Wednesday, March 11, 2009

Spring is on the March!

I just discovered that I've been rather a wimp when it comes to spring. I love summer, and fall, and winter too (you can only really appreciate winter if you can get outside in it, though). But spring has long been my least favorite season, because it seems to be characterized by water from above and water in puddles below, making everything rather damp and inconveniently muddy.

However, I decided today to find out if perhaps the key to enjoying spring, like winter, is to get right out in it. And wonderful discoveries did I make!

I first headed out through the fields, where I heard the sound of water running. No, not just sloshing under my boots, but actually running.
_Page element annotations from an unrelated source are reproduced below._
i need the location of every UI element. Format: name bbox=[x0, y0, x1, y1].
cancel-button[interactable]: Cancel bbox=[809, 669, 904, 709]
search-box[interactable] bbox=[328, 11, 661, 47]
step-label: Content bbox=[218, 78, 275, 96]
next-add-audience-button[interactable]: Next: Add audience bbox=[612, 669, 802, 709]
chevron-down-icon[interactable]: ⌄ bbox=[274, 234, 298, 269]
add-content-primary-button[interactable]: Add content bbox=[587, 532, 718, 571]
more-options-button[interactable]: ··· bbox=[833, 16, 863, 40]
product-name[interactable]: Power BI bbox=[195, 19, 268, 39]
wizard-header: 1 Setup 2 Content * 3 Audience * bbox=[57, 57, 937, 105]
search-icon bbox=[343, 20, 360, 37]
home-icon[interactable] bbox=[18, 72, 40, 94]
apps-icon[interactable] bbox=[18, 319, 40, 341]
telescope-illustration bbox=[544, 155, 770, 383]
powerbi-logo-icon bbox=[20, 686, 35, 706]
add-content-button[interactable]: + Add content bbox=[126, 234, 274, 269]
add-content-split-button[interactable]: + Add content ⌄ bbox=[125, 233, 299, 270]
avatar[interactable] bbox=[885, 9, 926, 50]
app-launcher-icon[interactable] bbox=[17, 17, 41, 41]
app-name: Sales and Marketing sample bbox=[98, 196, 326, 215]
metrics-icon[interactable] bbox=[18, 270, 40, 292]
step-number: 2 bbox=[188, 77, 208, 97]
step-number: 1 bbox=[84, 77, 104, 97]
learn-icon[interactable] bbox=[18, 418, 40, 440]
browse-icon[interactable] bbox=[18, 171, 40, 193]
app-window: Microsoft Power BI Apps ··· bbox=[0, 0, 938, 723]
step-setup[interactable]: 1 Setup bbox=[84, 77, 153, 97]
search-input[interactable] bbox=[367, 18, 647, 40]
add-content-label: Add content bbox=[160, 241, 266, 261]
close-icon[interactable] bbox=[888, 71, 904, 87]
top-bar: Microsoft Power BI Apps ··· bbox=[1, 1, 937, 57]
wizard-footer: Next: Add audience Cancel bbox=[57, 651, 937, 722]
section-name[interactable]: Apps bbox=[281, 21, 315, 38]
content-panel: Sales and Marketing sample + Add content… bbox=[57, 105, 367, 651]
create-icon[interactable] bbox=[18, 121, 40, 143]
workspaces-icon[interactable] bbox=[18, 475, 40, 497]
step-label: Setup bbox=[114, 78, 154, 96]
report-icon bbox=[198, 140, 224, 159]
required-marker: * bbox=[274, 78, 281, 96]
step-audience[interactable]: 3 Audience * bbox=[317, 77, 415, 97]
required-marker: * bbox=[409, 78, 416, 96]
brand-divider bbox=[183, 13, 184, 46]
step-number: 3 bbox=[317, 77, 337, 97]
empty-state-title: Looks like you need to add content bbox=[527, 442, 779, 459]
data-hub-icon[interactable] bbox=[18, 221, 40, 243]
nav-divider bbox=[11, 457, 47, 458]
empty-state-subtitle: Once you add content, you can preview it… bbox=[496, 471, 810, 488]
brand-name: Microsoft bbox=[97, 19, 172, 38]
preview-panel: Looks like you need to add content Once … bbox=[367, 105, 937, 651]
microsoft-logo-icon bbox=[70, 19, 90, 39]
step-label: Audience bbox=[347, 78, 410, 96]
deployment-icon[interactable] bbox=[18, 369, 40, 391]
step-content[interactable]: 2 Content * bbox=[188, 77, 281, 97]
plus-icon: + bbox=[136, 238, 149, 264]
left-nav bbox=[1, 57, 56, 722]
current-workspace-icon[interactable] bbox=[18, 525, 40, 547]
It turns out that what is in the summer just a slightly inconvenient dip for the hayrake to bump over, is a regular stream in the springtime! Having grown up with a brother who found great fascination in running water and the concurrent erosion patterns, I stopped to notice how the water would run in a little rivulet, disappear under a mini glacier of snow, then reappear further down the way, hurdling over snowmobile tracks in a regular whitewater display!

I spent a while loitering in the hemlock forest, listening to the squirrels scold each other, and enjoying the greenness of the branches amidst a world of brown and black and white. It was really beautiful there, even though I saw my the first mosquito of the year!

After supper, I went out to pile up some of the branches that snapped off our giant pine tree in the big ice storm. The wind had picked up now, and whatever smells it had borne before it reached the pine tree, they were dispelled by its tangy fragrance. That smell makes me think of lazy afternoons at a campground, when there's nothing much to do and one can be perfectly relaxed.

When it was time to quit, I thought about heading inside, but then I saw the ridge behind the barn silhouetted against the darkening sky, and decided I had time for a little stroll up there. As my boots sloshed and slurped through the mud in the barnyard, the wind carried all sorts of smells, some of them pleasant, some of them, well, not so much. But once I was on the hill, the wind just smelled like wind. It was beautiful up there! Ducking under a couple fences, I went right to the highest point on the farm, and stood there on a piece of ledge, right out in the midst of a springtime evening in March. The wind came streaking across the fields, surging against my eardrums, making my ponytail whip with a hissing noise, knocking me off my center of balance, and then, when it seemed that it could hardly move any faster, it whirled around with a boisterous "Haha!" to smack me with another gust. Strange that the touch of moving air can seem so fierce, almost frightening, and yet be thoroughly exhilarating.

I sat down for a little while in the midst of the tumultuous evening. The first star of the evening had appeared, and shone, serene and quiet up in the heavens, seemingly oblivous to the hurry and flurry that surrounded me. It was a speck of clear white light, in the midst of a sky that was painted with greys and muted blues, faded orange and sedate yellow set off by burning pink. The verse came to mind, "then I will know fully, just as I also have been fully known." (1 Corinthians 13:12) How good to know that I am fully known by God, and that knowing me, He loves me and has forgiven me because of the Lord Jesus. And what a wondrous hope, that someday I will know fully the One of Whom the power of the wind, the glory of the sunset, the promise of springtime, are just the faintest shadows.